Besides, cracking down on outfits like Daesh, al Qaeda, Eastern Turkestan Islamic Movement (ETIM), Jaishul Adl, Balochistan Liberation Army (BLA), and Tehreek-e-Taliban Pakistan (TTP), all of whom have found safe haven in Afghanistan, is important for that country and its people as well as the survival of the Taliban themselves. Yet, as TTP’s case goes to show, at least, they tolerate and even encourage some of these groups.

They have, however, won some praise – all the way to Washington – for some of their efforts in containing Daesh. Yet some security analysts closer to home only see that as a demarcation of on ground terror groups; marking a difference between those hostile to the Taliban and those aligned with it.

Daesh is in it for a revolution and possible takeover of its own, while TTP, BLA, and the kind are happy to find shelter and regroup.
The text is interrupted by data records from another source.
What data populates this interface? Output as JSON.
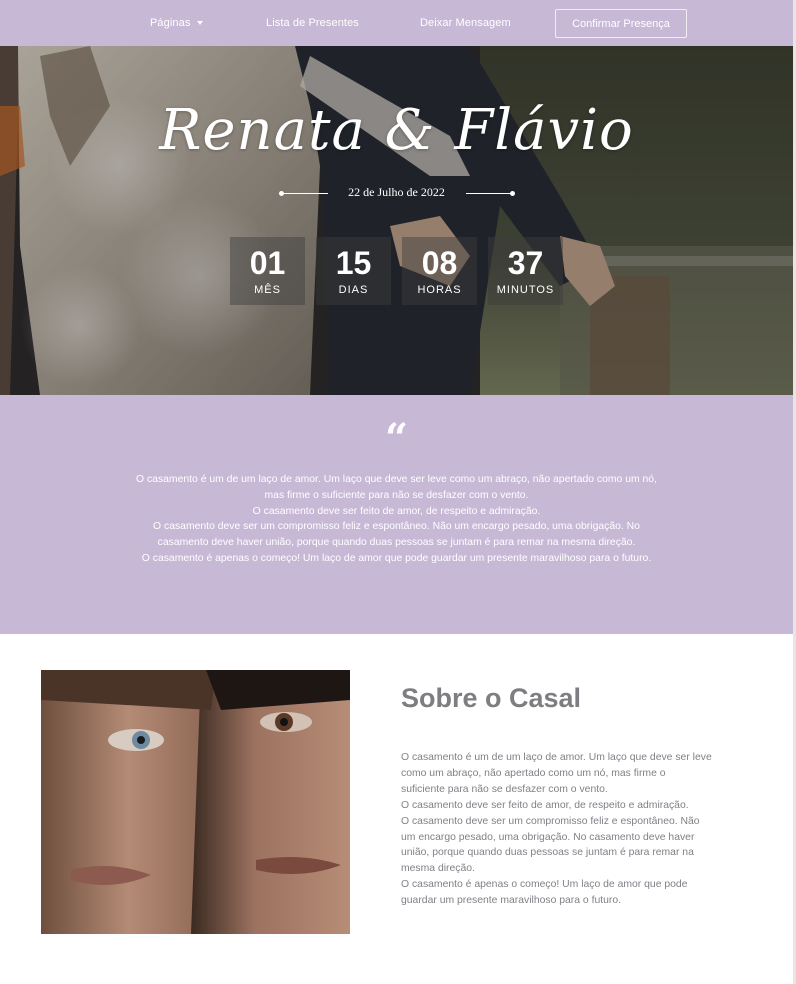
{
  "nav": {
    "items": [
      {
        "label": "Páginas",
        "has_dropdown": true
      },
      {
        "label": "Lista de Presentes",
        "has_dropdown": false
      },
      {
        "label": "Deixar Mensagem",
        "has_dropdown": false
      }
    ],
    "cta_label": "Confirmar Presença"
  },
  "hero": {
    "names": "Renata & Flávio",
    "date": "22 de Julho de 2022",
    "countdown": [
      {
        "value": "01",
        "label": "MÊS"
      },
      {
        "value": "15",
        "label": "DIAS"
      },
      {
        "value": "08",
        "label": "HORAS"
      },
      {
        "value": "37",
        "label": "MINUTOS"
      }
    ]
  },
  "quote": {
    "mark": "“",
    "lines": [
      "O casamento é um de um laço de amor. Um laço que deve ser leve como um abraço, não apertado como um nó,",
      "mas firme o suficiente para não se desfazer com o vento.",
      "O casamento deve ser feito de amor, de respeito e admiração.",
      "O casamento deve ser um compromisso feliz e espontâneo. Não um encargo pesado, uma obrigação. No",
      "casamento deve haver união, porque quando duas pessoas se juntam é para remar na mesma direção.",
      "O casamento é apenas o começo! Um laço de amor que pode guardar um presente maravilhoso para o futuro."
    ]
  },
  "about": {
    "title": "Sobre o Casal",
    "lines": [
      "O casamento é um de um laço de amor. Um laço que deve ser leve",
      "como um abraço, não apertado como um nó, mas firme o",
      "suficiente para não se desfazer com o vento.",
      "O casamento deve ser feito de amor, de respeito e admiração.",
      "O casamento deve ser um compromisso feliz e espontâneo. Não",
      "um encargo pesado, uma obrigação. No casamento deve haver",
      "união, porque quando duas pessoas se juntam é para remar na",
      "mesma direção.",
      "O casamento é apenas o começo! Um laço de amor que pode",
      "guardar um presente maravilhoso para o futuro."
    ]
  },
  "colors": {
    "brand_lilac": "#c7b8d6",
    "heading_gray": "#7d7d82",
    "body_gray": "#808088"
  }
}
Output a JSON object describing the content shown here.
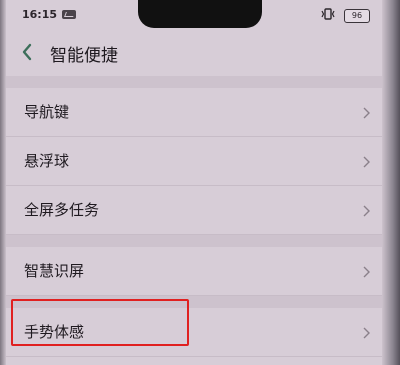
{
  "status_bar": {
    "time": "16:15",
    "battery": "96"
  },
  "header": {
    "title": "智能便捷"
  },
  "settings": {
    "items": [
      {
        "label": "导航键"
      },
      {
        "label": "悬浮球"
      },
      {
        "label": "全屏多任务"
      },
      {
        "label": "智慧识屏"
      },
      {
        "label": "手势体感"
      }
    ]
  },
  "colors": {
    "background": "#d7cdd7",
    "highlight": "#e02020"
  },
  "icons": {
    "back": "chevron-left-icon",
    "row_arrow": "chevron-right-icon",
    "message": "message-icon",
    "vibrate": "vibrate-icon",
    "battery": "battery-icon"
  }
}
It is still not clear, though, why the Taliban would allow the latter to carry on with business as usual even when they are up to no good in the neighbourhood.
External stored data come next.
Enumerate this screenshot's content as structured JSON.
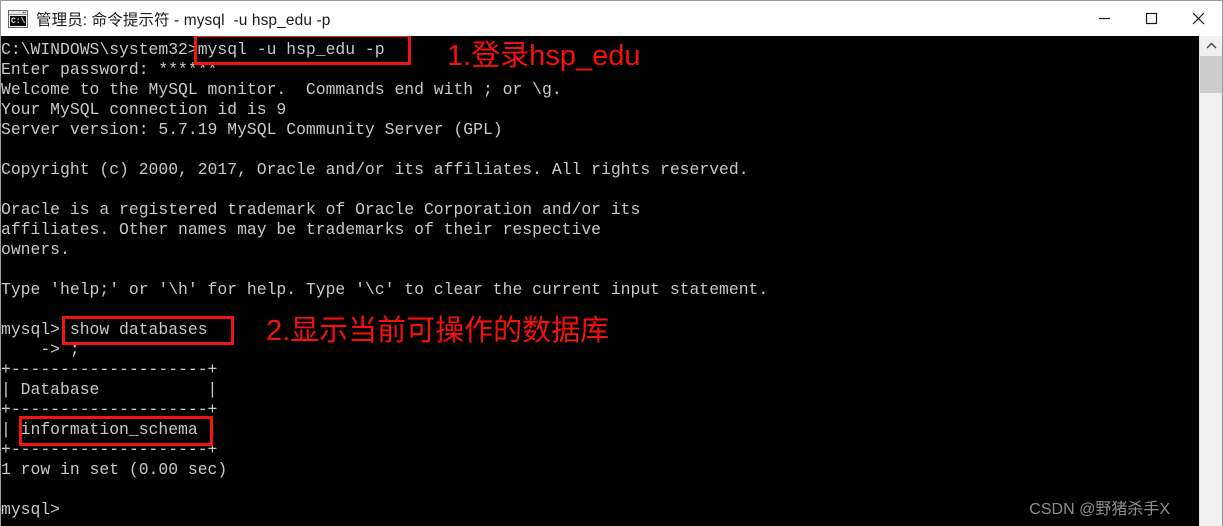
{
  "window": {
    "title": "管理员: 命令提示符 - mysql  -u hsp_edu -p",
    "icon_name": "cmd-console-icon",
    "icon_glyph": "C:\\",
    "controls": {
      "minimize_label": "minimize-icon",
      "maximize_label": "maximize-icon",
      "close_label": "close-icon"
    }
  },
  "console": {
    "background_color": "#000000",
    "text_color": "#c8c8c8",
    "lines": [
      "C:\\WINDOWS\\system32>mysql -u hsp_edu -p",
      "Enter password: ******",
      "Welcome to the MySQL monitor.  Commands end with ; or \\g.",
      "Your MySQL connection id is 9",
      "Server version: 5.7.19 MySQL Community Server (GPL)",
      "",
      "Copyright (c) 2000, 2017, Oracle and/or its affiliates. All rights reserved.",
      "",
      "Oracle is a registered trademark of Oracle Corporation and/or its",
      "affiliates. Other names may be trademarks of their respective",
      "owners.",
      "",
      "Type 'help;' or '\\h' for help. Type '\\c' to clear the current input statement.",
      "",
      "mysql> show databases",
      "    -> ;",
      "+--------------------+",
      "| Database           |",
      "+--------------------+",
      "| information_schema |",
      "+--------------------+",
      "1 row in set (0.00 sec)",
      "",
      "mysql>"
    ],
    "command_1": "mysql -u hsp_edu -p",
    "password_mask": "******",
    "prompt": "mysql>",
    "continuation_prompt": "    -> ;",
    "query": "show databases",
    "result_table": {
      "columns": [
        "Database"
      ],
      "rows": [
        [
          "information_schema"
        ]
      ],
      "row_count_text": "1 row in set (0.00 sec)"
    }
  },
  "annotations": {
    "color": "#f50f0f",
    "items": [
      {
        "name": "annotation-login",
        "text": "1.登录hsp_edu"
      },
      {
        "name": "annotation-show-databases",
        "text": "2.显示当前可操作的数据库"
      }
    ],
    "highlight_boxes": [
      {
        "name": "highlight-mysql-login-command"
      },
      {
        "name": "highlight-show-databases-command"
      },
      {
        "name": "highlight-information-schema-row"
      }
    ]
  },
  "watermark": {
    "text": "CSDN @野猪杀手X",
    "color": "#8e8e8e"
  },
  "scrollbar": {
    "up_arrow": "chevron-up-icon"
  }
}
Clearly, they are worth enough from them to let a perfectly good relationship with Pakistan – also its only diplomatic window to the outside world – go sour. Perhaps the Taliban should ponder these groups’ utility as it prepares to answer the quadrilateral group. They must also reflect on their policies as a whole, especially those that are pushing Afghanistan further into isolation and making it a potential flashpoint in the near future.
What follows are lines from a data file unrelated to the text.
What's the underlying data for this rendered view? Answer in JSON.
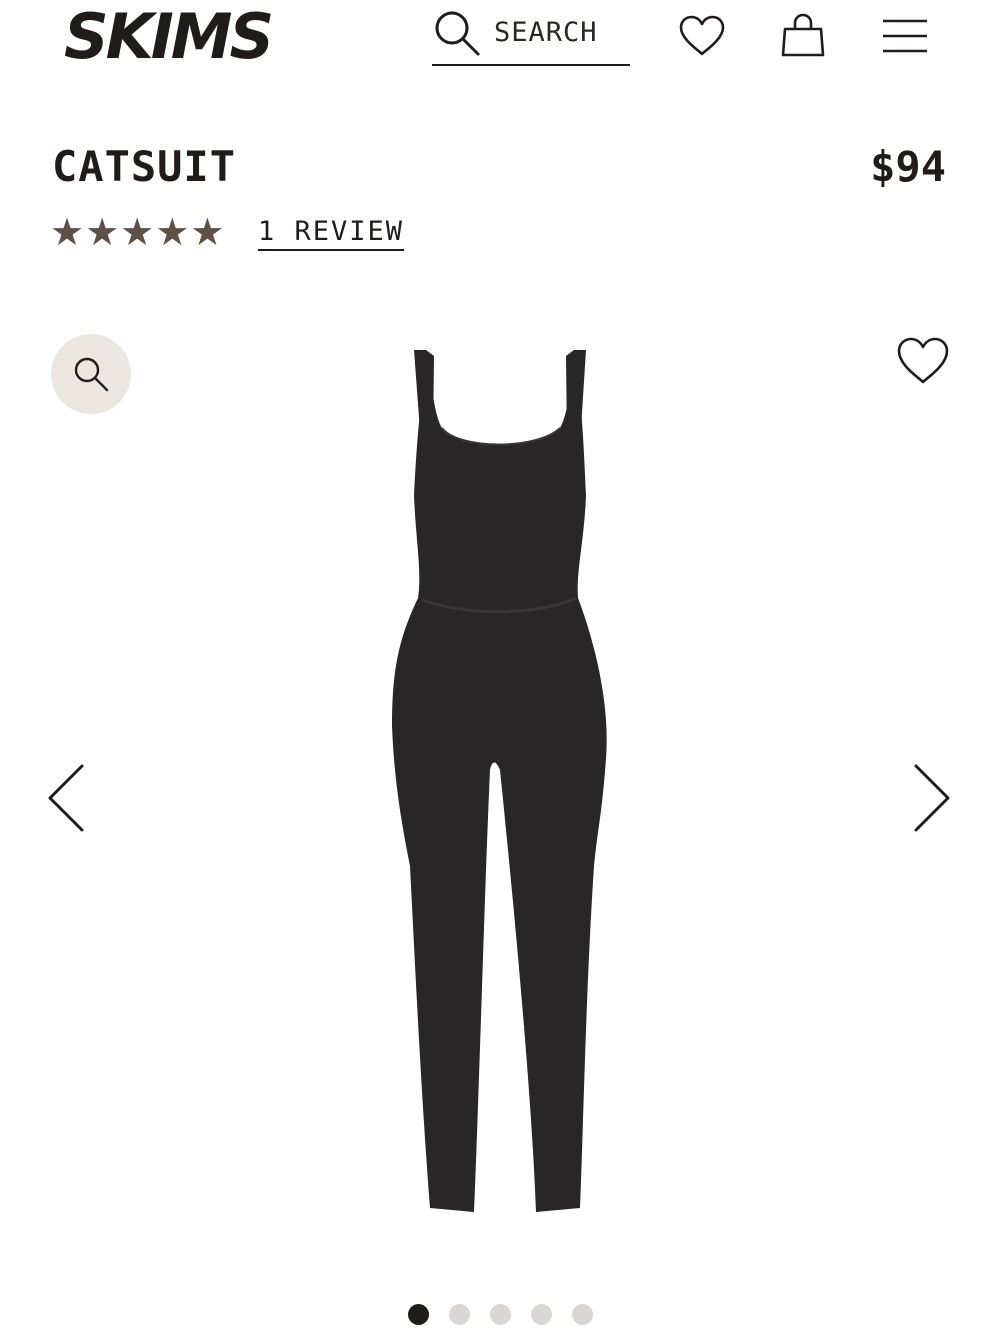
{
  "header": {
    "brand": "SKIMS",
    "search_placeholder": "SEARCH",
    "icons": [
      "search-icon",
      "heart-icon",
      "shopping-bag-icon",
      "menu-icon"
    ]
  },
  "product": {
    "title": "CATSUIT",
    "price": "$94",
    "rating": 5,
    "rating_max": 5,
    "star_glyph": "★",
    "star_color": "#5f5048",
    "reviews_label": "1 REVIEW"
  },
  "gallery": {
    "image_count": 5,
    "active_index": 0,
    "zoom_bg_color": "#ebe6df",
    "icons": [
      "zoom-icon",
      "favorite-icon",
      "chevron-left-icon",
      "chevron-right-icon"
    ]
  }
}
As lamented so often in this space, the Taliban’s disregard for human, especially women, rights is keeping it deprived of the aid it needs to avoid a social catastrophe; exactly the kind that plays into the hands of destabilising factors like the dozens of terror units that litter the Afghan landscape. So far, they have refused to listen to reason, allowing their country to become poorer, more divided and less safe than it has to be.

The quadrilateral group’s warning may well be Kabul’s last serious chance to sort out some of its issues. Pakistan’s case, once again, shows the limits of diplomacy. A point comes when near-daily insurgent attacks are no longer tolerable, and maximum force becomes the only realistic option. And when all countries that surround you share the same opinion, and that too entirely because of your own policy set, then you have serious problems down the road unless you take appropriate action immediately.

And that is Kabul’s position at the moment. How it responds in the coming weeks and months will show its sincerity to peaceful coexistence in this region. Hopefully, it will understand that what is good for others, in this case, is good for itself also, and begin doing the right thing.